Jak stwierdziła autorka badania, dr Emmanuela Gakidou z Instytutu Pomiarów i Kontroli Zdrowia Uniwersytetu Stanu Waszyngton: Ryzyko zdrowotne związane z alkoholem jest gigantyczne. Nasze wnioski są zgodne z wcześniejszymi badaniami, które wykazały jasną i przekonującą korelację pomiędzy piciem alkoholu, a wczesną śmiercią, rakiem i problemami systemu sercowo-naczyniowego. Zerowe spożycie alkoholu minimalizuje ogólne ryzyko zapaści na zdrowiu.
Badanie nie rozróżnia pomiędzy piciem piwa, wina i mocniejszych alkoholi ze względu na brak szczegółowych danych.
Forma spożywania alkoholu różni się zależnie od kraju, płci i jednostkowych tendencji. Choroby będące jego rezultatem nie są również zawsze takie same. W skali światowej, ponad 2 mld ludzi spożywało alkohol regularnie w 2016, z czego 63% stanowili mężczyźni.
„Średnie spożycie” odnosi się do standardowej dawki, zdefiniowanej w badaniu jako 10 gramów czystego alkoholu, konsumowanego codziennie, co przekłada się na:
- małą lampkę czerwonego wina (100 ml) o 13% zawartości alkoholu objętościowo
- puszkę lub butelkę piwa (375 ml) o 3,5% zawartości alkoholu objętościowo
- kieliszek whisky, wódki, rumu lub innego wyrobu spirtytusowego (30 ml) o 40% zawartości alkoholu objętościowo
„Standardowa dawka” różni się zależnie od kraju. W Wielkiej Brytanii jest to np. 8 gramów alkoholu, podczas gdy w Australii, USA czy Japonii jest to 10, 14 i 20 gramów.

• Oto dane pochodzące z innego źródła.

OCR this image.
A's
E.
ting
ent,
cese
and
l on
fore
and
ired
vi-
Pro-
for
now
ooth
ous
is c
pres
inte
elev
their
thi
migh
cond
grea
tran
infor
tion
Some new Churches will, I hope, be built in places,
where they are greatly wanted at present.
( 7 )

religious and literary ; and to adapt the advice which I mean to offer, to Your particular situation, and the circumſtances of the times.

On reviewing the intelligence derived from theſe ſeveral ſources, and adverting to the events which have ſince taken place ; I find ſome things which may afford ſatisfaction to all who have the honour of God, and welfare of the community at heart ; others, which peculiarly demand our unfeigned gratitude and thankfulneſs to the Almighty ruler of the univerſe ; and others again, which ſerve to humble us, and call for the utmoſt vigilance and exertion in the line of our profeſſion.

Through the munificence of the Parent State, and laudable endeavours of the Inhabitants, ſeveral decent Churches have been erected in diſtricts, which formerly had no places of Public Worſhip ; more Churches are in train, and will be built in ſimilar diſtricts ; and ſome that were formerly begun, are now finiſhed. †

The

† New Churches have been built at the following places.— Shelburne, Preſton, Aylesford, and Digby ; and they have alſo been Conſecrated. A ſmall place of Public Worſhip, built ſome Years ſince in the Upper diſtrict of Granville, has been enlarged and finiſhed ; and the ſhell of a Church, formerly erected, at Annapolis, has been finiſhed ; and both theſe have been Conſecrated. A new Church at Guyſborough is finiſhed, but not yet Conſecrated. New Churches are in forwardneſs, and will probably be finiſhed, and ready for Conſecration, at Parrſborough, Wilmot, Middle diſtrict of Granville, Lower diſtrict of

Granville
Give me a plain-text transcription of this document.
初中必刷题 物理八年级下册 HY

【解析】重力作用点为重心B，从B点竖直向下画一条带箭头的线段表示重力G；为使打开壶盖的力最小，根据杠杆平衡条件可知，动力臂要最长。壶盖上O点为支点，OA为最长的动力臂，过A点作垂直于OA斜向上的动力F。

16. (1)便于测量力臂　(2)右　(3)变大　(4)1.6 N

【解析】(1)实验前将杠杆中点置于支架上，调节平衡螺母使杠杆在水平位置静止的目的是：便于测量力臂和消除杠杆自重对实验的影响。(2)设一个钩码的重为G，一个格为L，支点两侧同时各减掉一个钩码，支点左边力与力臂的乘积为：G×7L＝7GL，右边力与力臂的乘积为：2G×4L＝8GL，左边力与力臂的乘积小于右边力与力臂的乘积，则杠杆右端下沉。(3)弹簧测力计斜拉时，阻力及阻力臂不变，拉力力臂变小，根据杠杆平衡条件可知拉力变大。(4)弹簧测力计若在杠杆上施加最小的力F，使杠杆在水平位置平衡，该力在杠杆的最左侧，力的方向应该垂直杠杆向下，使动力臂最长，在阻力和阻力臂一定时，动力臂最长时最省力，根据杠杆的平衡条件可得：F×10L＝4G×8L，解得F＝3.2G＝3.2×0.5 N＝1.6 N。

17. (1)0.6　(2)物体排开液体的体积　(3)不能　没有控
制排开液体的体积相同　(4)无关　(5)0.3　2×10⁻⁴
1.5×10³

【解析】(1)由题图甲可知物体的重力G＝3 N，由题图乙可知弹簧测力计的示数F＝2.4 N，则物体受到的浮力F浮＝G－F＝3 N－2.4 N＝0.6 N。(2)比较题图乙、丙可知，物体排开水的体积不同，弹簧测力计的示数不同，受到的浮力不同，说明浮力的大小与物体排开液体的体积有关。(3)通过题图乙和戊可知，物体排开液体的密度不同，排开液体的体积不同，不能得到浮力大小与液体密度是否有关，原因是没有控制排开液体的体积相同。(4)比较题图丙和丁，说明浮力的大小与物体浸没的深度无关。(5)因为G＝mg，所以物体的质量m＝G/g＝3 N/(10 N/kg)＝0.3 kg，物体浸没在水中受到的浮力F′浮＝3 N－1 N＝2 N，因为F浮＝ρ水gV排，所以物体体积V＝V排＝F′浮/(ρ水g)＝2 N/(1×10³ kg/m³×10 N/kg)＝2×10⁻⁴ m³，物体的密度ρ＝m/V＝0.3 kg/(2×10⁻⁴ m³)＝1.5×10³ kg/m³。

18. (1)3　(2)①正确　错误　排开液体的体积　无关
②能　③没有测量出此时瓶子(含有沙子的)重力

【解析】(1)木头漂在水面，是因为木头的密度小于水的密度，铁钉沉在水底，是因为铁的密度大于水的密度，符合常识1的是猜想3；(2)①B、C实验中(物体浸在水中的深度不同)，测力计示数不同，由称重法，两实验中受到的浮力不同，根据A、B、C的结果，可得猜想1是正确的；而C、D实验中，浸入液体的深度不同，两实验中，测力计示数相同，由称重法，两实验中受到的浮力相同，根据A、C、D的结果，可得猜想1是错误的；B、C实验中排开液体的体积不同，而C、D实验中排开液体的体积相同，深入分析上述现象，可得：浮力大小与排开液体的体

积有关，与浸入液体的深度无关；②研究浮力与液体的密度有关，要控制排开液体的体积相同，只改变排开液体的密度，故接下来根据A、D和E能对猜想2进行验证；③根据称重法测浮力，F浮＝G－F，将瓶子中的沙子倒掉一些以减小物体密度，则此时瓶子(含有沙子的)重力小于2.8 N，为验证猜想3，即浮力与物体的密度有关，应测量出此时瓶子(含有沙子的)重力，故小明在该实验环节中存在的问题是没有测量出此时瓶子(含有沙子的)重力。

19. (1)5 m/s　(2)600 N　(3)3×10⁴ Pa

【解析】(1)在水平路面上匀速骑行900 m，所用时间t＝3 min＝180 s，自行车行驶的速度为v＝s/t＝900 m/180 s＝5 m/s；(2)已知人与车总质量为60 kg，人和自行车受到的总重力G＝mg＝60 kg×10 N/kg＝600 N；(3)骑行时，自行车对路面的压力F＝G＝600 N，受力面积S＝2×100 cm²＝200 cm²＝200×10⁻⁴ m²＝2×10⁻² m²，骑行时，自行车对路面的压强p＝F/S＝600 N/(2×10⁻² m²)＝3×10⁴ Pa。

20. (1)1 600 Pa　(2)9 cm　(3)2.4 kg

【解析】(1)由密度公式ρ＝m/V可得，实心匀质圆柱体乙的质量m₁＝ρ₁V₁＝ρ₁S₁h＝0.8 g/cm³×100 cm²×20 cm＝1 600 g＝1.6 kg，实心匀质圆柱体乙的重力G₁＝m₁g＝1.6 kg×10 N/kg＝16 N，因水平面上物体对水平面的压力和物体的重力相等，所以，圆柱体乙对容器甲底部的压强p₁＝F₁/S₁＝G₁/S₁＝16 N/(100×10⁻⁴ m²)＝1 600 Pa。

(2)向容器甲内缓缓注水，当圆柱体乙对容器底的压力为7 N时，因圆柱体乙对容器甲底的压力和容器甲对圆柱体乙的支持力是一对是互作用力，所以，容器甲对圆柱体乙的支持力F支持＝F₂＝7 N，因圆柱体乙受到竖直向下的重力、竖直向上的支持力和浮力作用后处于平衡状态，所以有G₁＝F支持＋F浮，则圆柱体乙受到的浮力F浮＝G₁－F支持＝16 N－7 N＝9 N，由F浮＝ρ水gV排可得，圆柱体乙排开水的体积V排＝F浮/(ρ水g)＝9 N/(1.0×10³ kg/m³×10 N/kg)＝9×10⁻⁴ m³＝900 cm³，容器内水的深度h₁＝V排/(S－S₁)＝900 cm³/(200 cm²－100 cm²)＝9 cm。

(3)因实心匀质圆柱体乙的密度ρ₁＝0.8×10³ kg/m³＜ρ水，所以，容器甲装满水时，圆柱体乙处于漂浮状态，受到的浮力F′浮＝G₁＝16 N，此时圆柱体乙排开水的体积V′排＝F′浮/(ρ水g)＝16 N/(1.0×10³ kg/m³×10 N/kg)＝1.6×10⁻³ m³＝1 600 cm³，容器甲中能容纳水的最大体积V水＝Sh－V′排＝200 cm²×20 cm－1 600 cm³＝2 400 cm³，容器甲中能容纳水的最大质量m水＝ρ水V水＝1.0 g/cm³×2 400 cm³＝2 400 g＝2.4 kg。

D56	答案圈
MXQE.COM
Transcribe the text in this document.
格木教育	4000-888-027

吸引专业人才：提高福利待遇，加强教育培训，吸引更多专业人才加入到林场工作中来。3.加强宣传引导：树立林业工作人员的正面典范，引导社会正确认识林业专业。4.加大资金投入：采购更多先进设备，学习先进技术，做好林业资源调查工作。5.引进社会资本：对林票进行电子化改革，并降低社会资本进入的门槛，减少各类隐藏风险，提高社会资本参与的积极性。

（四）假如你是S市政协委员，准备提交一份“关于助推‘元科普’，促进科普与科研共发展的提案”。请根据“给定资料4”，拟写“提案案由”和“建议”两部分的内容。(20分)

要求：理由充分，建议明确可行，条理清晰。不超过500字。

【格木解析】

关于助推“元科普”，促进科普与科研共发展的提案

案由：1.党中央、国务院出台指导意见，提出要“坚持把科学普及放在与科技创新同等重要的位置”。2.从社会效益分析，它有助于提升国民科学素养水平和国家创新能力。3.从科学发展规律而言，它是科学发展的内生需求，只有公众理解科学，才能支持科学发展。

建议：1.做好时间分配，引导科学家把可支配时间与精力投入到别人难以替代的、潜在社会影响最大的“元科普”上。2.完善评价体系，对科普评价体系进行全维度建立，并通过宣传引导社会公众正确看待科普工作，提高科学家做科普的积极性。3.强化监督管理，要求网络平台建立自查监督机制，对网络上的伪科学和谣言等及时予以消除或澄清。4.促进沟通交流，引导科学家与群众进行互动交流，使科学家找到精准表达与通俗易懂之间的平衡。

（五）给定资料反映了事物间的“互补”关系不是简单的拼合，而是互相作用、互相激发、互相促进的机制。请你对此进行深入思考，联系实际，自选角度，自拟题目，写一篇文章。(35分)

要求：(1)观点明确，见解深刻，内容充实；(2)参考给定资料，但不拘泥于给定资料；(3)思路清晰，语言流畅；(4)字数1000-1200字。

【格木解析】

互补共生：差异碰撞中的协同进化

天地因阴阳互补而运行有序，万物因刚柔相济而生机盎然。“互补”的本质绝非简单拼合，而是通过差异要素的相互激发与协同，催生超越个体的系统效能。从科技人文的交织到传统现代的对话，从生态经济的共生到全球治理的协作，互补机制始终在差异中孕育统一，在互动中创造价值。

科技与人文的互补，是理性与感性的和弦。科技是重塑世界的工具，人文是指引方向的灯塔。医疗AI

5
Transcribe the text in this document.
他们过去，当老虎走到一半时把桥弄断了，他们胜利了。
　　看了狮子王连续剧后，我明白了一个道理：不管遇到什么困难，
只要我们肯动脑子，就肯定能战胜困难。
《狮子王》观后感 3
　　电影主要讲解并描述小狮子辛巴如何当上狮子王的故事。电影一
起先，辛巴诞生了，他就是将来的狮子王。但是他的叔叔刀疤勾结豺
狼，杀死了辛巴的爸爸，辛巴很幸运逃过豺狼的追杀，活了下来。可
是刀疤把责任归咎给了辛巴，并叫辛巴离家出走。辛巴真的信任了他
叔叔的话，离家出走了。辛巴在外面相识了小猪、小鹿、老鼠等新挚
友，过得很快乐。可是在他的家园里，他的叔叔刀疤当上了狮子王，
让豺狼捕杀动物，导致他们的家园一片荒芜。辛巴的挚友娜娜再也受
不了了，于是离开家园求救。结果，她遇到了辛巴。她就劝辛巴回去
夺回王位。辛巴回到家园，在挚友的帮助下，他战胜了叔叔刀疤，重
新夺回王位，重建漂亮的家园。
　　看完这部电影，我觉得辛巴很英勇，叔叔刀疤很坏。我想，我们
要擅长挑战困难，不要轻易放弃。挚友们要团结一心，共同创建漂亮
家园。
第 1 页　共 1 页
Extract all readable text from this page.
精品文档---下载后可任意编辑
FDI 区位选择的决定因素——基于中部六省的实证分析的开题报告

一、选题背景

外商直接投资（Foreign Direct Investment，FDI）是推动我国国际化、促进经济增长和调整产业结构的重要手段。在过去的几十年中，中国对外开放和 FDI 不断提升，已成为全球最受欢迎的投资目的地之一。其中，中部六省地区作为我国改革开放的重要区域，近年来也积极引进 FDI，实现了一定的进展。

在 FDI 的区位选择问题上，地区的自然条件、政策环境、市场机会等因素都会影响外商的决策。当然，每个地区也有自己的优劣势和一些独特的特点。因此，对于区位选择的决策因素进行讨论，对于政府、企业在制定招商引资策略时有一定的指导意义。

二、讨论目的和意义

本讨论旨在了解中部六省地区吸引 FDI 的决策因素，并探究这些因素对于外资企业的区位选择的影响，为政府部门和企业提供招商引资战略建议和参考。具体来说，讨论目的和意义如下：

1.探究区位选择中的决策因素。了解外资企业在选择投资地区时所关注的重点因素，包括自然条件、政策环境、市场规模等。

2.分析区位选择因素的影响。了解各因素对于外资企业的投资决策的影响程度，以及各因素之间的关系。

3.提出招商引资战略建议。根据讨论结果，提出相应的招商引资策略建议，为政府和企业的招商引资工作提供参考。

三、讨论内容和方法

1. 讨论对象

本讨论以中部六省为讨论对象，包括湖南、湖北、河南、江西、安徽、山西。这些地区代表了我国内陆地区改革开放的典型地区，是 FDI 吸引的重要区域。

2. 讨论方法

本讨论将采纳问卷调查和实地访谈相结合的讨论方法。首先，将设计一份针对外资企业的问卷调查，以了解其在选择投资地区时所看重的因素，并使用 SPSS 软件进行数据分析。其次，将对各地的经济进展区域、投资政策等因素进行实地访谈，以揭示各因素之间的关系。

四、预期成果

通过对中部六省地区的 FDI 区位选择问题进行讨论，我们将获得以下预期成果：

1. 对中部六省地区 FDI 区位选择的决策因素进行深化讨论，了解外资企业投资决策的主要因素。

Badanie było częścią corocznego pomiaru Globalnego Obciążenia Chorobowego (Global Burden of Disease), które tym razem porównało kondycję zdrowotną w 195 krajach pomiędzy 1990 i 2016 z podziałem na wiek i płeć.
Pomiar skupia na popularności picia alkoholu, współczynniku abstynencji, ilości konsumowanego alkoholu wśród pijących oraz umieralności i chorobach/obrażeniach związanych z alkoholem, wśród których wyróżnia się:
- choroby systemu sercowo-naczyniowego: migotanie przedsionków, trzepotanie serca, udar mózgu, udar niedokrwienny, nadciśnienie, dusznicę bolesną, a także kardiomiopatię alkoholową
- raka piersi, jelita grubego, wątroby, przełyku, krtani, warg, jamy ustnej i nosa
- inne choroby niezakaźne: alkoholową marskość wątroby, cukrzycę, padaczkę, zapalenie trzustki oraz zespół nadużywania alkoholu
- choroby zakaźne: infekcję dolnych dróg oddechowych i gruźlicę
- obrażenia ciała związane z przemocą wobec innych osób lub wobec samego siebie (samoobrażenia)
- obrażenia niecelowe: narażenie na czynniki mechaniczne, otrucie, podpalenie, oparzenie, utonięcie etc.
- obrażenia drogowe
Rozumiemy doskonale, że alkohol jest dzisiaj jedną z głównych przyczyn zgonów na świecie. Musimy działać szybko, by zapobiec milionom z nich, a możemy – powiedział redaktor The Lancet, Richard Horton.
Badanie skorzystało z 694 materiałów na temat spożycia alkoholu, jak również z 592 wcześniejszych badań retrospektywnych. Włączyło się do niego ponad 500 naukowców z 40 krajów.
Na liście krajów, w których odsetek umieralności spowodowanej konsumpcją alkoholu jest najniższy, znalazły się głównie kraje Bliskiego Wschodu: Kuwejt, Iran, Palestyna, Libia, Arabia Saudyjska, Jemen, Jordania i Syria, a tuż za nimi Malediwy i Singapur.
Kraje, w których alkohol powoduje najwięcej zgonów, położone są zaś głównie w Europie Wschodniej i w Azji. Są to: Rosja, Ukraina, Litwa, Białoruś, Mongolia, Łotwa i Kazachstan. Tuż za nimi plasują się trzy kraje afrykańskie: Lesotho, Burundi i Republika Środkowoafrykańska.